Görgülü bilgili kültürlü biriydi. Hayatın içinde, olgunlaşmış emeklilik günlerini sürüyordu. Birkaç eşi dostu içinde kaybolduğu kitapları vardı. Yardım kuruluşlarında çalışıyordu. Özellikle okumak isteyip de, maddi olanakları olmayan çocuklara destek olmaya çalışıyordu. Hem onlar geleceğe umutla bakıyor, hem kendisi bunun gönlüne verdiği mutluluğu hazzı yaşıyordu. Her zaman kendine üstüne başına dikkat eder özen gösterirdi.

O sabah da, bahçesinde gezinip dünya güzelleriyle sohbet etti. Onlar, kah yapraklarını titreterek kah üstlerindeki çiy tanesiyle taç yapraklarını açarak ona cevap veriyorlardı.

Ritüeli tamamlayıp onları okşadıktan sonra eve doğru yöneldi.

Kısa bir süre sonra giyinmiş, salondaki boy aynasının önüne durmuştu. Evlerini kurarken bu aynayı ayrı bir özenle yaptırmışlardı. Gül ağacından yapılmıştı. Geniş çerçevesinde, işinin erbabı usta, oymalarıyla adeta sanatını konuşturmuştu. Elini oymadan motiflerin üstünde gezdirdi. Severmiş sevgisiyle mutlu günleri geri getirirmiş gibi…

Dudaklarından belli belirsiz bir şarkı döküldü.

“Gül ağacı değilsem
Her gelene eğilem “

Aynanın eve geldiği gün, rahmetli eşiyle gülüşerek bu şarkıyı söylemişlerdi. Yüzüne, gözlerine hem hüzün hem mutluluk kırıntıları düşmüştü.

Aynada üstünü başını, saçlarını düzeltti. Ayna sırlanırken yıllarını da sırlamıştı. Elini aynaya uzattı….

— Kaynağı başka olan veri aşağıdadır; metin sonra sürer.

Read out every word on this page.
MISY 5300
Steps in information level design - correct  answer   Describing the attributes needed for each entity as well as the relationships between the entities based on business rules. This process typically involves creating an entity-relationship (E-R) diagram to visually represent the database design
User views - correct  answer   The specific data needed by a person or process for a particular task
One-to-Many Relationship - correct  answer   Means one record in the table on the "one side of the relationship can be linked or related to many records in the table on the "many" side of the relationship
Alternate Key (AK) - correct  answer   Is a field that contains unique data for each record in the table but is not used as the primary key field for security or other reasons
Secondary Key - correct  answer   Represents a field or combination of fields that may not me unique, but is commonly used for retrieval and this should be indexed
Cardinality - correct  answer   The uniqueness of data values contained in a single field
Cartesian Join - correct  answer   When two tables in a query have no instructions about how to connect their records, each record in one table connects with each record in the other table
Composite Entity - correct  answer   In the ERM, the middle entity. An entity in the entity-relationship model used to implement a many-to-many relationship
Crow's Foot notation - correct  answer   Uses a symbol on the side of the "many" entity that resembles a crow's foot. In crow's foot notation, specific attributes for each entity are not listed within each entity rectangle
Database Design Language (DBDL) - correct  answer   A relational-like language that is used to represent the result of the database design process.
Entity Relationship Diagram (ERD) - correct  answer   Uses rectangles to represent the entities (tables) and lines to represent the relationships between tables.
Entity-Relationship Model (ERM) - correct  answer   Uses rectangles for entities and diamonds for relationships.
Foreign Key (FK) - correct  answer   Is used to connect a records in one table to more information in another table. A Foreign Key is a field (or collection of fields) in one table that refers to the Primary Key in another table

Yıllar önceki Serap, karşısında duruyordu. Gencecik duru güzelliğiyle ışıldıyordu. Kahverengi saçlarını topuz yapmış bir tokayla süslemişti. Pürüzsüz beyaz boynu ve elleri bir kuğu kadar güzeldi.

“Tanımadın mı gençliğim? Ben Serap” dedi.

“Haklısın, saçlarım artık gri, senin kahve saçlarınla nasıl da tezat. Gözlerim mi? Onlar artık senin ela gözlerin gibi güneşin renklerini yansıtmıyorlar. Biraz soldular, biraz pusulandılar. Yüzüm mü? Haklısın ben. Yılların izi var yüzümdeki çizgilerde. Bazısı hüzün, bazısı mutluluk, bazısı gülen izler. Nakış nakış işlendi yıllar içinde. Sen bazısını biliyorsun. Neşeli günler yok artık eskisi gibi gözlerimde yüzümde. Tek tek renkler de soldu biliyor musun? Ne kadar tezat, ne kadar farklıyız değil mi? Hadi sen de tanış şimdiki benle. Ha, ara sıra  eski güzel günleri hatırlat. Belki iyi gelir ikimize ne dersin?”

Aynaya bakarken birden arkada güller arasında, oynayan, koşan, bazen ağlayan, bazen gülen çocuklar beliriyor, Serap Hanım gözlerini aynadan ayıramıyor, kaybolmalarını istemiyor, kirpiğini kıpırdatmıyordu. Gözlerinde özlem, hasret, yüreğinde yangınlar vardı. Ne kadar zaman öyle kaldı…

İki oğlu oğlu, güllerin arasından bir kaybolup bir görünüyor; “anne, anne” diye birbiri ardına sesleniyorlardı. Serap Hanım gerçeği hayali ayırt edemiyordu.

Hangisi gerçekti?

Yoksa gözü açım bir rüyada mıydı, hayal mi görüyordu?

Telaşlı adımlarla, güllere doğru yürüdü.